Tuesday, October 21, 2008

Dojo and Rails (Prototype) - The Workaround

Imagine the surprise I felt when I realized that our pretty Dojo applications were breaking as soon as we were putting them into the Ruby on Rails project. Then it became clear, some parts of Dojo don't play well with Prototype. A Google search on Dojo+Prototype will give you muffled and possibly not applicable information.

This provides a huge dilemma:
  • We need Dojo, especially parts of dojox, for pretty interface and graphics drawing; a lot of work has already been put in.
  • We need Prototype for RJS and AJAX in an already well-established Rails project.
I know some of you purists out there think we should use one and not the other. My response to you: No.

It came to me in the shower: iframes. The fundamental problem is that we can't load both Dojo and Prototype in the same page without consequences in our Dojo graphics code. But what if we loaded an iframe that only had Dojo references into a Rails page which had Prototype loaded. It works! At least in Safari and Firefox, our main development platforms, the competing javascripts are kept separate. I haven't tested in IE.

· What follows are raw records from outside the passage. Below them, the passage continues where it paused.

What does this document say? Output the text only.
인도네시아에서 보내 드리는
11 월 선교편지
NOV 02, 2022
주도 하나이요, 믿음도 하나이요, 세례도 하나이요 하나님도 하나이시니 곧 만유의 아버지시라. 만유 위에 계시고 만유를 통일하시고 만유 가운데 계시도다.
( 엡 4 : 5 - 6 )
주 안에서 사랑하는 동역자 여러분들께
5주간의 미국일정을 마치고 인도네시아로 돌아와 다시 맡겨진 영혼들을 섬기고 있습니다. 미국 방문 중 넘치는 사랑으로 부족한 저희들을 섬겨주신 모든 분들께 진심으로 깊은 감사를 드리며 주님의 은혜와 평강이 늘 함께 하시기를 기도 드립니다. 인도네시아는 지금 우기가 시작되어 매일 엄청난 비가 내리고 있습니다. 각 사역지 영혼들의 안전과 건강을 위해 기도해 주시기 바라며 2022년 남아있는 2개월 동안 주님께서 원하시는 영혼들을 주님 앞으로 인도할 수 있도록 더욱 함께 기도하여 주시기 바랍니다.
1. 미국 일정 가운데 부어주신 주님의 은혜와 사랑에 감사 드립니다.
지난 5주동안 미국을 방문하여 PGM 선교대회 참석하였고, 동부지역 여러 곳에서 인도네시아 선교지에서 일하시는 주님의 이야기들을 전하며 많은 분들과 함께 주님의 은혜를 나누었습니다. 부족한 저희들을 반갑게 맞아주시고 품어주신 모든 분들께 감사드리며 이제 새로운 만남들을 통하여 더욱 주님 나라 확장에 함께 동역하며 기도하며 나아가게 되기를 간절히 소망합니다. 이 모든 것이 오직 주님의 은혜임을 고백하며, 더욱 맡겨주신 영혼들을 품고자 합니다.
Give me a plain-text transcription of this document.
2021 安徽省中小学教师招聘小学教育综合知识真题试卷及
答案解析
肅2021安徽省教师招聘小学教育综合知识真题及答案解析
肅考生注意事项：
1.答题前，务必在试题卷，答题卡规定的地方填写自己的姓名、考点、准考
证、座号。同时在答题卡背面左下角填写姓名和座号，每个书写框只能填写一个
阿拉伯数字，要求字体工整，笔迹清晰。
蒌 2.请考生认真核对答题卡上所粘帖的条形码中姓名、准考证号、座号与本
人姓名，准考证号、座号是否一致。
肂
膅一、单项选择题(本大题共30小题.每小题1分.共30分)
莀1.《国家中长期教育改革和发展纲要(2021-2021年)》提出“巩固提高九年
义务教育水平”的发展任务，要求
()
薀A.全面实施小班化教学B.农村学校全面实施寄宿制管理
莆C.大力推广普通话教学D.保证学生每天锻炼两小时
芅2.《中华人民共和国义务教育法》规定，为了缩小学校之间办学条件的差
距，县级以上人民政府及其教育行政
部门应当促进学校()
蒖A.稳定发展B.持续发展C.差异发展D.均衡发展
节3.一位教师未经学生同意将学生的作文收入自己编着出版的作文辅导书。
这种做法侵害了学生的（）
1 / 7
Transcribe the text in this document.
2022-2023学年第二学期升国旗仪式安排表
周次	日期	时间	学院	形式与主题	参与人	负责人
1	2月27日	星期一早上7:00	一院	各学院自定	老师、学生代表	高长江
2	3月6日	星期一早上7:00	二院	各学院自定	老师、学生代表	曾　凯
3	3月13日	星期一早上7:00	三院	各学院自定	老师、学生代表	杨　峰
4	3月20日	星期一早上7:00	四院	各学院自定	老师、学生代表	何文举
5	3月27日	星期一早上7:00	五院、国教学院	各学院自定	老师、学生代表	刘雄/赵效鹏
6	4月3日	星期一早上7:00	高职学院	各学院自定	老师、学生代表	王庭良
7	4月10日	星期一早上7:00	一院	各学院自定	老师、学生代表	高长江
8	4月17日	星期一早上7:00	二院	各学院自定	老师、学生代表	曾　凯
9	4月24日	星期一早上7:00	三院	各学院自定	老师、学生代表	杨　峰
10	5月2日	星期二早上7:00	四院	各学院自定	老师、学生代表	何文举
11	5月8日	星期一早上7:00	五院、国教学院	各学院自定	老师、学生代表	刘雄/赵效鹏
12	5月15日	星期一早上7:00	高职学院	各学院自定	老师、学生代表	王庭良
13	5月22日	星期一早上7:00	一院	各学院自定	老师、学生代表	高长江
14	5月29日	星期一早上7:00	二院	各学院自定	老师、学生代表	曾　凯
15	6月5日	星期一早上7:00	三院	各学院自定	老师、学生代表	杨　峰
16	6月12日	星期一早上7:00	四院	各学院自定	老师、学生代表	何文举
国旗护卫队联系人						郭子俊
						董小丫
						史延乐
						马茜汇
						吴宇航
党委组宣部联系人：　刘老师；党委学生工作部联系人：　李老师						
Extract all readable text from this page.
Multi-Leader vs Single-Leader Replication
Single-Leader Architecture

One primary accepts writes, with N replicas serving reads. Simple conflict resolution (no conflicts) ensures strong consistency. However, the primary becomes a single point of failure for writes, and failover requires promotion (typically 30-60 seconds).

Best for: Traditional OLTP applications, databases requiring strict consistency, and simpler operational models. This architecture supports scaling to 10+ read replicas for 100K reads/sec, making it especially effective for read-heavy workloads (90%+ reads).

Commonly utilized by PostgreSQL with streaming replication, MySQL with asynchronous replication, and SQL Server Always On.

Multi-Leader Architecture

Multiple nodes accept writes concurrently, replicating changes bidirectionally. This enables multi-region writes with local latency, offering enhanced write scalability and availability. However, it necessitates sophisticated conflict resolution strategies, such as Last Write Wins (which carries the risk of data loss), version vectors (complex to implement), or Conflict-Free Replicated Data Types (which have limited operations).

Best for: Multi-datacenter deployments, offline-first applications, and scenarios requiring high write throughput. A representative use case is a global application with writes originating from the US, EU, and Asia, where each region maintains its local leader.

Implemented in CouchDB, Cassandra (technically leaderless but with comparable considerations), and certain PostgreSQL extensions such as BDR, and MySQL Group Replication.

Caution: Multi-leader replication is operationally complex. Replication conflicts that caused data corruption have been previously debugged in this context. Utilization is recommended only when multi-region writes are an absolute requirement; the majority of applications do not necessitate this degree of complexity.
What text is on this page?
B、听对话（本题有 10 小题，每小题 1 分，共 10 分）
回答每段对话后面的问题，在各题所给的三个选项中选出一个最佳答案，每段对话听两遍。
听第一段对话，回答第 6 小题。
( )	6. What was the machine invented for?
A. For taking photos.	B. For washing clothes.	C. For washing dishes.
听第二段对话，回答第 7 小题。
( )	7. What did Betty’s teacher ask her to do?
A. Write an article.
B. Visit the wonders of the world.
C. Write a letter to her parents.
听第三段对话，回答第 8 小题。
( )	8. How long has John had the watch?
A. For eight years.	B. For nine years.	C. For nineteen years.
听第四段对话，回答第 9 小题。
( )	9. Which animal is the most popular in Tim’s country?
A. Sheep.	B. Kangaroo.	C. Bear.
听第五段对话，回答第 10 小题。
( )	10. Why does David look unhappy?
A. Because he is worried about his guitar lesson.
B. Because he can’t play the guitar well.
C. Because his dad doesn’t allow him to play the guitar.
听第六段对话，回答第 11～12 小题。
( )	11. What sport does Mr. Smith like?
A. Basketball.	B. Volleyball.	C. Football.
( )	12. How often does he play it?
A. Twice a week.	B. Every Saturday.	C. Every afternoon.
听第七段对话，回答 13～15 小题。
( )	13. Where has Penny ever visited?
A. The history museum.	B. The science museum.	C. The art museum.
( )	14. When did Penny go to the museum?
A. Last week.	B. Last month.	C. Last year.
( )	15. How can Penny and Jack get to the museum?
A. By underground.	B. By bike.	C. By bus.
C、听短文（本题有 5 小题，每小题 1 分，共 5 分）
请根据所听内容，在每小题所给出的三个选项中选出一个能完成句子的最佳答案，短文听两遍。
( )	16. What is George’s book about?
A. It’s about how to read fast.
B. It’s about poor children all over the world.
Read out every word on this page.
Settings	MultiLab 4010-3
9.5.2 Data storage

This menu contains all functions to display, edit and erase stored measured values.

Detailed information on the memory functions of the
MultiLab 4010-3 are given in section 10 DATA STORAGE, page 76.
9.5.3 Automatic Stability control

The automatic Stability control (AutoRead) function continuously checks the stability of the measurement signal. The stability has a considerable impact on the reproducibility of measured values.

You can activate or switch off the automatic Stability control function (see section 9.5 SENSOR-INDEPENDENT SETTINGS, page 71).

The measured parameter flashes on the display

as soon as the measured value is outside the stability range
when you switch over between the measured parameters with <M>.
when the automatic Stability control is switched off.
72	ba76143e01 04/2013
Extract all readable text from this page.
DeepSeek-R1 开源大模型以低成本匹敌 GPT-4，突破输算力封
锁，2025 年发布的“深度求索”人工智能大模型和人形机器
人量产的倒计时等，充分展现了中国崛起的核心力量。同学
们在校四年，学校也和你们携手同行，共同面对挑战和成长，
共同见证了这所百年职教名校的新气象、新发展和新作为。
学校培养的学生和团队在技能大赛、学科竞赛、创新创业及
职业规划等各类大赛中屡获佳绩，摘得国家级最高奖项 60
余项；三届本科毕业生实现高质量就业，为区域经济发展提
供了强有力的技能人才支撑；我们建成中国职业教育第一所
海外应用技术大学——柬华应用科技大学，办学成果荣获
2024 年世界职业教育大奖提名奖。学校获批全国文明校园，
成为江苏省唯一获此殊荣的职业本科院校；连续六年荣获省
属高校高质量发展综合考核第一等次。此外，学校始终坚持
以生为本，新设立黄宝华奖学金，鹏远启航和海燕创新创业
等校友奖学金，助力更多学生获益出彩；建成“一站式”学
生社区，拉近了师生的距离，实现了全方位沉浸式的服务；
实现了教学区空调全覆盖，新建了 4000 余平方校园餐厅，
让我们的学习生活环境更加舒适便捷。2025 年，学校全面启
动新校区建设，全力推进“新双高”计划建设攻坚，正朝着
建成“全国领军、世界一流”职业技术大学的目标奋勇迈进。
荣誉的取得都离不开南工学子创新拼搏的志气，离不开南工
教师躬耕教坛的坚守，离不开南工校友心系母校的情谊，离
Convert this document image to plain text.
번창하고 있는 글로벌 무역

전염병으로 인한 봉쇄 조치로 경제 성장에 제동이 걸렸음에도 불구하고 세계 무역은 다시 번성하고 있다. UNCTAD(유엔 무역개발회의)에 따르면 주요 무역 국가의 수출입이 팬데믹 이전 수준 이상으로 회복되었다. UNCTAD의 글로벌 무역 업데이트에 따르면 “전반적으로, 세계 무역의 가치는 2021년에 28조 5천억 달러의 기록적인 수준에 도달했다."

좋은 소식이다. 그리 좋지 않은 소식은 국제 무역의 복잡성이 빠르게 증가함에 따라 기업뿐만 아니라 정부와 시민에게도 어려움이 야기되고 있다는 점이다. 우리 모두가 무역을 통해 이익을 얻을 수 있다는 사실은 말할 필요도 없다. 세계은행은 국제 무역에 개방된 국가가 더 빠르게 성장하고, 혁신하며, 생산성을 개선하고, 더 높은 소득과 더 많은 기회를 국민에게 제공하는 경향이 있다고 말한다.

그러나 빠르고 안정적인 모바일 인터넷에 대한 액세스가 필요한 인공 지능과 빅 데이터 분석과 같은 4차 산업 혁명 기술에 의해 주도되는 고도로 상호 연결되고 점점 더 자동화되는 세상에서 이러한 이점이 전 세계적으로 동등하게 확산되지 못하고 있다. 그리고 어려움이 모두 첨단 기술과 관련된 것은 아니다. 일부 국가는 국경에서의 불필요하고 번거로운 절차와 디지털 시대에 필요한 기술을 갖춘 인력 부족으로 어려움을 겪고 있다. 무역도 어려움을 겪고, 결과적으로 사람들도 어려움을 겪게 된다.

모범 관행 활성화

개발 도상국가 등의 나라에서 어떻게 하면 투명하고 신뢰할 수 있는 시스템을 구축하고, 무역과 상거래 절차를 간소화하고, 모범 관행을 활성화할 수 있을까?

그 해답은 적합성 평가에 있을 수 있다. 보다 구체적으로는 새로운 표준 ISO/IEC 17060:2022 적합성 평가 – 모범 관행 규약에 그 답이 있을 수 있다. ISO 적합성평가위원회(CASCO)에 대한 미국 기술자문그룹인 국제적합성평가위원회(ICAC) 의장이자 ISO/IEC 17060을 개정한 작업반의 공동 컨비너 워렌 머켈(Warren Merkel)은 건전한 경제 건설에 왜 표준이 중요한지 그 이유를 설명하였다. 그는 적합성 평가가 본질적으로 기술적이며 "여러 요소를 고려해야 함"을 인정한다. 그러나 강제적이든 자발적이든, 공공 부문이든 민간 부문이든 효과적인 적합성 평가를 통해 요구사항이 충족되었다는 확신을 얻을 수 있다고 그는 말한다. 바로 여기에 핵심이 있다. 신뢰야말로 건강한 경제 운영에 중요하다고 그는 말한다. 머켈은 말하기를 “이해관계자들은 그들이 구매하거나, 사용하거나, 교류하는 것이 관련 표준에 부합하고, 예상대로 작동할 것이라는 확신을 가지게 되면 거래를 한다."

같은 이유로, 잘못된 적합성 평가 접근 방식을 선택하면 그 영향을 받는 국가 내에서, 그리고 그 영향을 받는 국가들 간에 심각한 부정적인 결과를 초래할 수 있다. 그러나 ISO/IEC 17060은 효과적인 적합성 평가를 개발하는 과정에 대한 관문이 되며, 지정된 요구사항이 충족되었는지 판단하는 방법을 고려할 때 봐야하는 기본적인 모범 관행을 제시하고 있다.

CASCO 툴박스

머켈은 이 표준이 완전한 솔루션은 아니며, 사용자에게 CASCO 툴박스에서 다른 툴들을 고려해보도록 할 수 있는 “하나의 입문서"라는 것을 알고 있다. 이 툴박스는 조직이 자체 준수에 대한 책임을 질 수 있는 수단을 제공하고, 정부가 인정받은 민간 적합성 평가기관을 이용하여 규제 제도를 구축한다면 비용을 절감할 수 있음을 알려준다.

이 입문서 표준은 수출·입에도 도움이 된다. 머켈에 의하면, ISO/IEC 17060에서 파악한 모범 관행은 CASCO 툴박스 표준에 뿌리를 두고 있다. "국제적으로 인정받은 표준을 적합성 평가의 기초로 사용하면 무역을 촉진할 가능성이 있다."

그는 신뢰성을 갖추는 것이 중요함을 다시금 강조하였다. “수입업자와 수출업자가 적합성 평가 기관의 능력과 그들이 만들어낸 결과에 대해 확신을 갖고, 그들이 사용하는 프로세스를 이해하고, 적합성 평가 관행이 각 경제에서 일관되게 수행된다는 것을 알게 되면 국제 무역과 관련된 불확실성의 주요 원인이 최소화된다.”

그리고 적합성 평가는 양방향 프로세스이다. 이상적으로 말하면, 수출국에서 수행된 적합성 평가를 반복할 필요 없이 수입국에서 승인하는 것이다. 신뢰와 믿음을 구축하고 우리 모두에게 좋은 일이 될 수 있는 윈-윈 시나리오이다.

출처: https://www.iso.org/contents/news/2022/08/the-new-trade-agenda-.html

I realize this isn't the ideal solution people want to hear. But in the end, communication between pages/iframes with separate javascript technologies is a much easier problem to deal with than getting two complex javascript technologies to function together in the same page.

UPDATE 1 (10/22/08)
Actually, I'm now an advocate of using the object tag as opposed to the iframe tag. It validates as valid xhtml 1.1, strict, with the same effect. It also sounds better than using frames.